Episódio 4 de WandaVision revela o que realmente está acontecendo com a realidade da sitcom do programa

WandaVision pode ter deixado os fãs da Marvel divididos em relação aos episódios de estreia iniciais, mas os episódios 3 e 4 certamente aprofundaram a intriga de uma forma importante. O final do episódio 3 terminou com a revelação de que “Geraldine” se libertou do mundo ilusório de TV de Wanda para lembrar os eventos traumáticos de Vingadores: Era de Ultron. Bem, o episódio 4 de WandaVision pega esse bastão e corre com ele, revelando um quadro muito maior (literal e figurativamente) de por que o falso formato de sitcom da série é o que é. Acontece que o mundo retro da TV de Wanda não é apenas uma escolha estilística – é uma nova assinatura energética única!

Alerta de spoilers do episódio 4 a seguir!

O episódio 4 de WandaVision é apropriadamente intitulado “Interrompemos este programa” porque é exatamente o que ele faz. Em vez do próximo episódio (e era) da sitcom TV para Wanda e Visão, temos a história de fundo do que está acontecendo no mundo exterior do Universo Cinematográfico Marvel, e o que levou a Organização ESPADA a descobrir a bolha de realidade alterada de Wanda.

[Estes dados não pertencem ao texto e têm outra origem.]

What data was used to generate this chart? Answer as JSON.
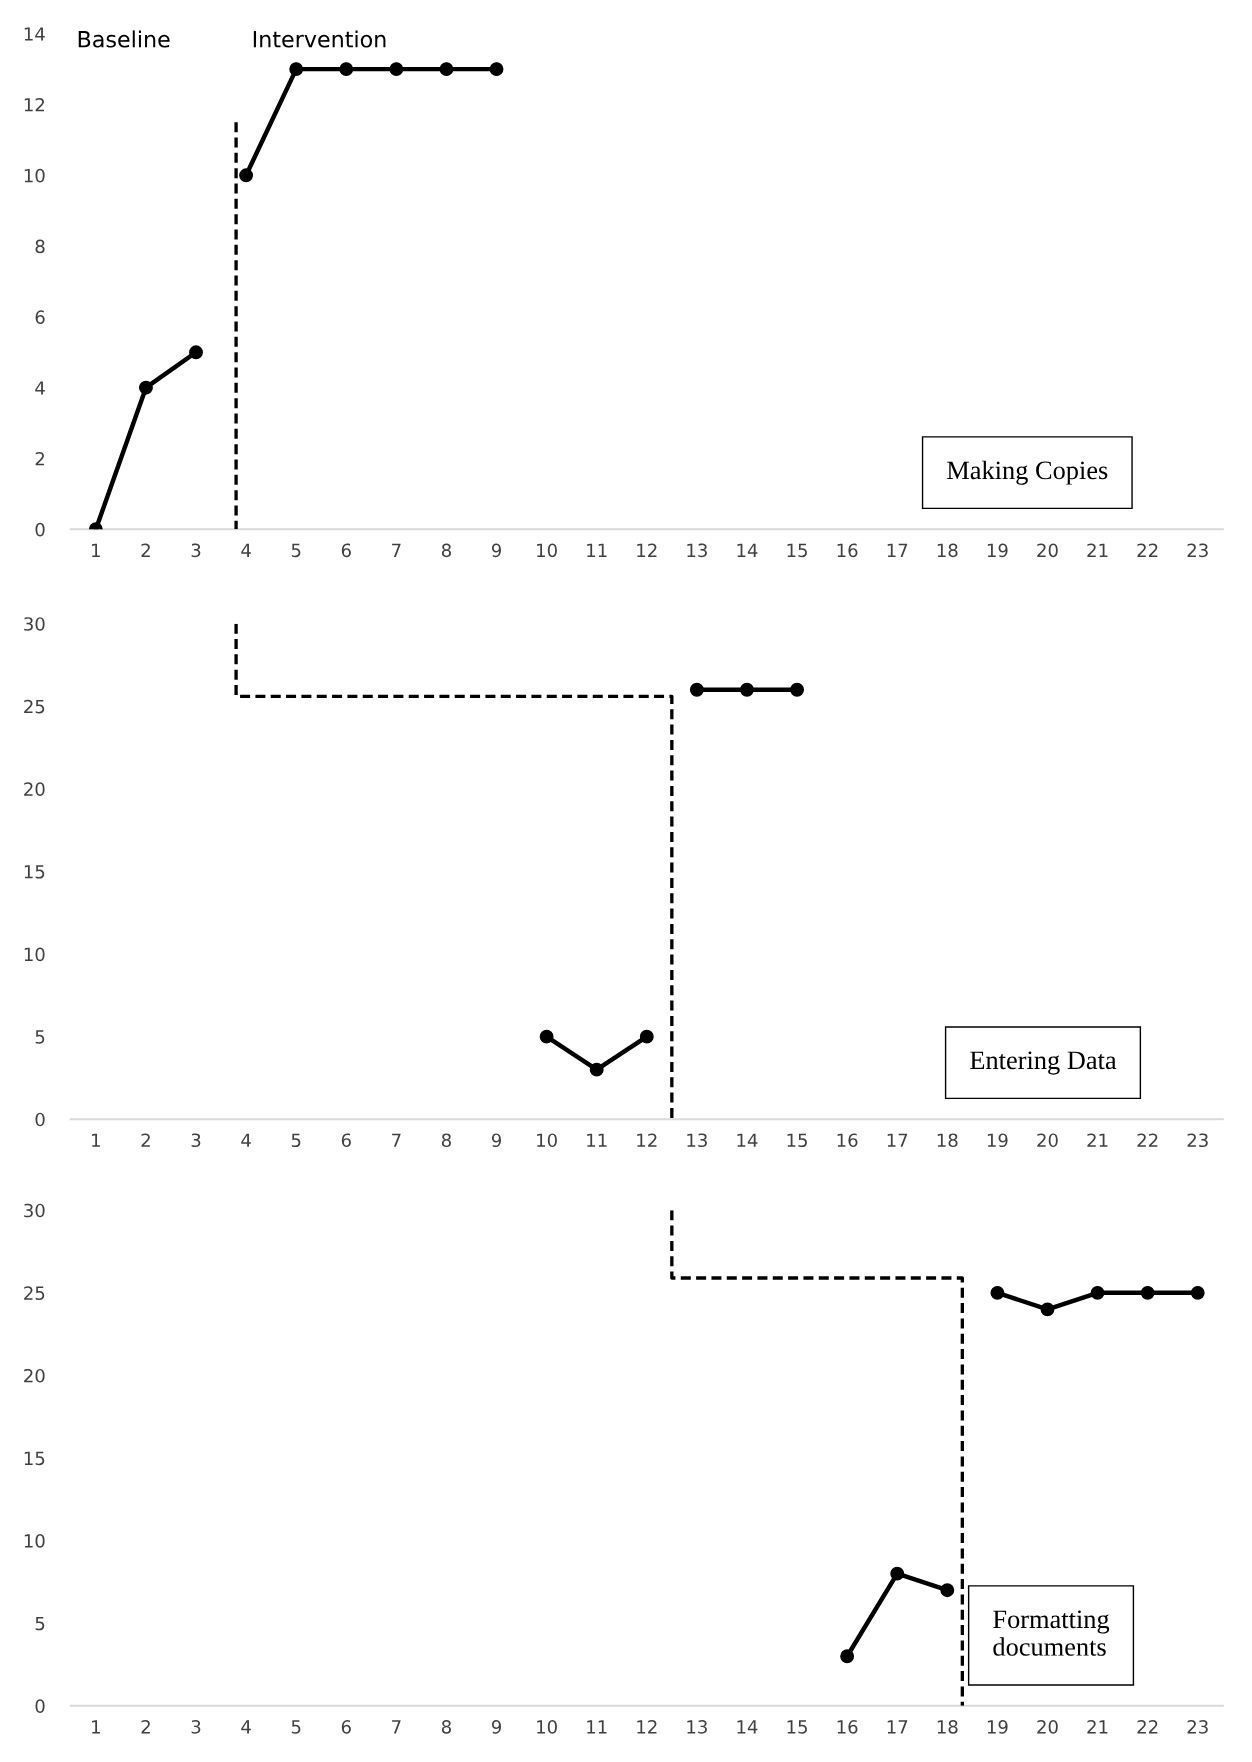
{
  "chart_data": [
    {
      "type": "line",
      "xlim": [
        0.5,
        23.5
      ],
      "xticks": [
        1,
        2,
        3,
        4,
        5,
        6,
        7,
        8,
        9,
        10,
        11,
        12,
        13,
        14,
        15,
        16,
        17,
        18,
        19,
        20,
        21,
        22,
        23
      ],
      "ylim": [
        0,
        14
      ],
      "yticks": [
        0,
        2,
        4,
        6,
        8,
        10,
        12,
        14
      ],
      "annotations": [
        "Baseline",
        "Intervention",
        "Making Copies"
      ],
      "series": [
        {
          "x": [
            1,
            2,
            3
          ],
          "values": [
            0,
            4,
            5
          ],
          "color": "#000000",
          "marker": "circle",
          "line_style": "solid"
        },
        {
          "x": [
            4,
            5,
            6,
            7,
            8,
            9
          ],
          "values": [
            10,
            13,
            13,
            13,
            13,
            13
          ],
          "color": "#000000",
          "marker": "circle",
          "line_style": "solid"
        },
        {
          "x": [
            3.8,
            3.8
          ],
          "values": [
            11.5,
            0
          ],
          "color": "#000000",
          "marker": "none",
          "line_style": "dashed"
        }
      ]
    },
    {
      "type": "line",
      "xlim": [
        0.5,
        23.5
      ],
      "xticks": [
        1,
        2,
        3,
        4,
        5,
        6,
        7,
        8,
        9,
        10,
        11,
        12,
        13,
        14,
        15,
        16,
        17,
        18,
        19,
        20,
        21,
        22,
        23
      ],
      "ylim": [
        0,
        30
      ],
      "yticks": [
        0,
        5,
        10,
        15,
        20,
        25,
        30
      ],
      "annotations": [
        "Entering Data"
      ],
      "series": [
        {
          "x": [
            10,
            11,
            12
          ],
          "values": [
            5,
            3,
            5
          ],
          "color": "#000000",
          "marker": "circle",
          "line_style": "solid"
        },
        {
          "x": [
            13,
            14,
            15
          ],
          "values": [
            26,
            26,
            26
          ],
          "color": "#000000",
          "marker": "circle",
          "line_style": "solid"
        },
        {
          "x": [
            3.8,
            3.8,
            12.5,
            12.5
          ],
          "values": [
            30,
            25.6,
            25.6,
            0
          ],
          "color": "#000000",
          "marker": "none",
          "line_style": "dashed"
        }
      ]
    },
    {
      "type": "line",
      "xlim": [
        0.5,
        23.5
      ],
      "xticks": [
        1,
        2,
        3,
        4,
        5,
        6,
        7,
        8,
        9,
        10,
        11,
        12,
        13,
        14,
        15,
        16,
        17,
        18,
        19,
        20,
        21,
        22,
        23
      ],
      "ylim": [
        0,
        30
      ],
      "yticks": [
        0,
        5,
        10,
        15,
        20,
        25,
        30
      ],
      "annotations": [
        "Formatting\ndocuments"
      ],
      "series": [
        {
          "x": [
            16,
            17,
            18
          ],
          "values": [
            3,
            8,
            7
          ],
          "color": "#000000",
          "marker": "circle",
          "line_style": "solid"
        },
        {
          "x": [
            19,
            20,
            21,
            22,
            23
          ],
          "values": [
            25,
            24,
            25,
            25,
            25
          ],
          "color": "#000000",
          "marker": "circle",
          "line_style": "solid"
        },
        {
          "x": [
            12.5,
            12.5,
            18.3,
            18.3
          ],
          "values": [
            30,
            25.9,
            25.9,
            0
          ],
          "color": "#000000",
          "marker": "none",
          "line_style": "dashed"
        }
      ]
    }
  ]
}
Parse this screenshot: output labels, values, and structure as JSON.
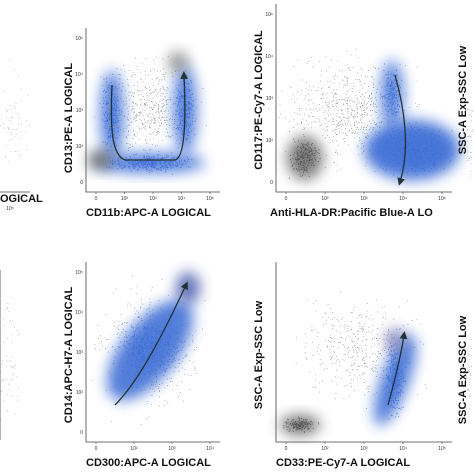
{
  "panels": [
    {
      "xlabel": "OGICAL",
      "xticks": [
        "10⁵"
      ]
    },
    {
      "ylabel": "CD13:PE-A LOGICAL",
      "xlabel": "CD11b:APC-A LOGICAL",
      "xticks": [
        "0",
        "10²",
        "10³",
        "10⁴",
        "10⁵"
      ],
      "yticks": [
        "10⁵",
        "10⁴",
        "10³",
        "10²",
        "0"
      ]
    },
    {
      "ylabel": "CD117:PE-Cy7-A LOGICAL",
      "xlabel": "Anti-HLA-DR:Pacific Blue-A LO",
      "xticks": [
        "0",
        "10²",
        "10³",
        "10⁴",
        "10⁵"
      ],
      "yticks": [
        "10⁵",
        "10⁴",
        "10³",
        "10²",
        "0"
      ]
    },
    {
      "ylabel": "SSC-A Exp-SSC Low"
    },
    {
      "ylabel": "CD14:APC-H7-A LOGICAL",
      "xlabel": "CD300:APC-A LOGICAL",
      "xticks": [
        "0",
        "10²",
        "10³",
        "10⁴"
      ],
      "yticks": [
        "10⁵",
        "10⁴",
        "10³",
        "10²",
        "0"
      ]
    },
    {
      "ylabel": "SSC-A Exp-SSC Low",
      "xlabel": "CD33:PE-Cy7-A LOGICAL",
      "xticks": [
        "0",
        "10²",
        "10³",
        "10⁴",
        "10⁵"
      ]
    },
    {
      "ylabel": "SSC-A Exp-SSC Low"
    }
  ]
}
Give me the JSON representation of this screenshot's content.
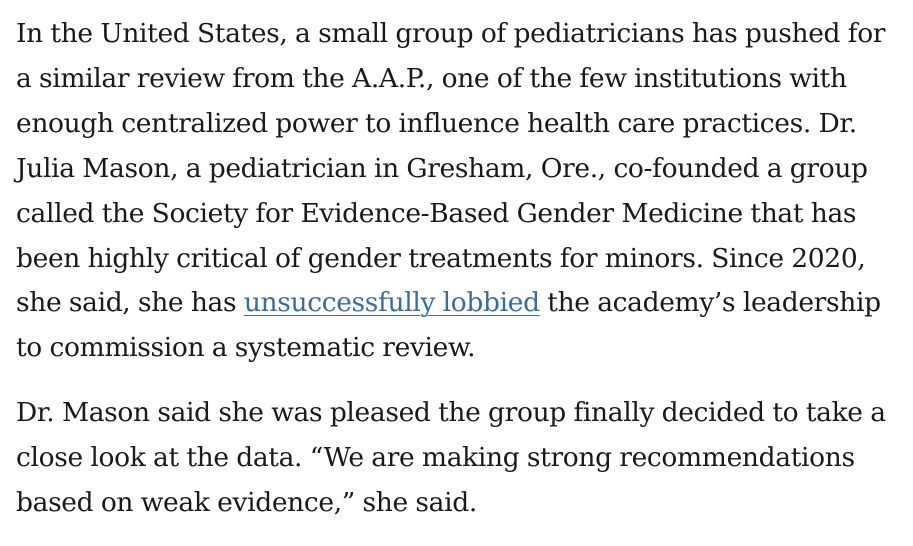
{
  "article": {
    "paragraph_1": {
      "line_1": "In the United States, a small group of pediatricians has pushed for",
      "line_2": "a similar review from the A.A.P., one of the few institutions with",
      "line_3": "enough centralized power to influence health care practices. Dr.",
      "line_4": "Julia Mason, a pediatrician in Gresham, Ore., co-founded a group",
      "line_5": "called the Society for Evidence-Based Gender Medicine that has",
      "line_6": "been highly critical of gender treatments for minors. Since 2020,",
      "line_7_before_link": "she said, she has ",
      "link_text": "unsuccessfully lobbied",
      "line_7_after_link": " the academy’s leadership",
      "line_8": "to commission a systematic review."
    },
    "paragraph_2": {
      "line_1": "Dr. Mason said she was pleased the group finally decided to take a",
      "line_2": "close look at the data. “We are making strong recommendations",
      "line_3": "based on weak evidence,” she said."
    },
    "colors": {
      "text": "#1a1a1a",
      "link": "#3a6d9f",
      "background": "#ffffff"
    }
  }
}
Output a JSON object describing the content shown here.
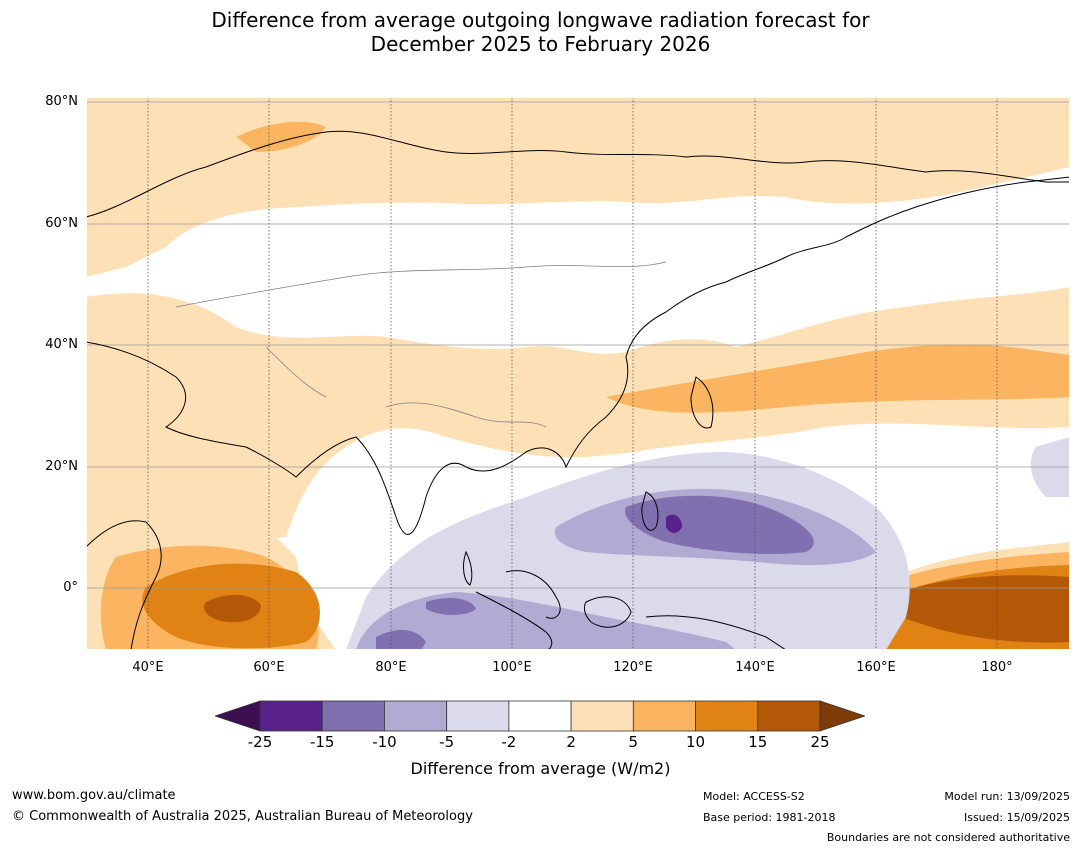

Antes que eles possam fazer qualquer coisa sobre isso, a ESPADA primeiro precisa identificar o que diabos é a bolha da realidade alternativa. A chave para essa descoberta acaba sendo um rosto familiar das fileiras de cientistas intrépidos do MCU: a velha aliada de Thor, Darcy Lewis (Kat Dennings). Quando solicitado a interpretar algumas medições científicas da radiação em torno da bolha de Wanda, Darcy faz uma varredura e encontra a seguinte anomalia:

“[Há] uma quantidade colossal de CMBR … Radiação Cósmica de Fundo de Microondas … Há comprimentos de onda mais longos sobrepostos ao ruído aqui.”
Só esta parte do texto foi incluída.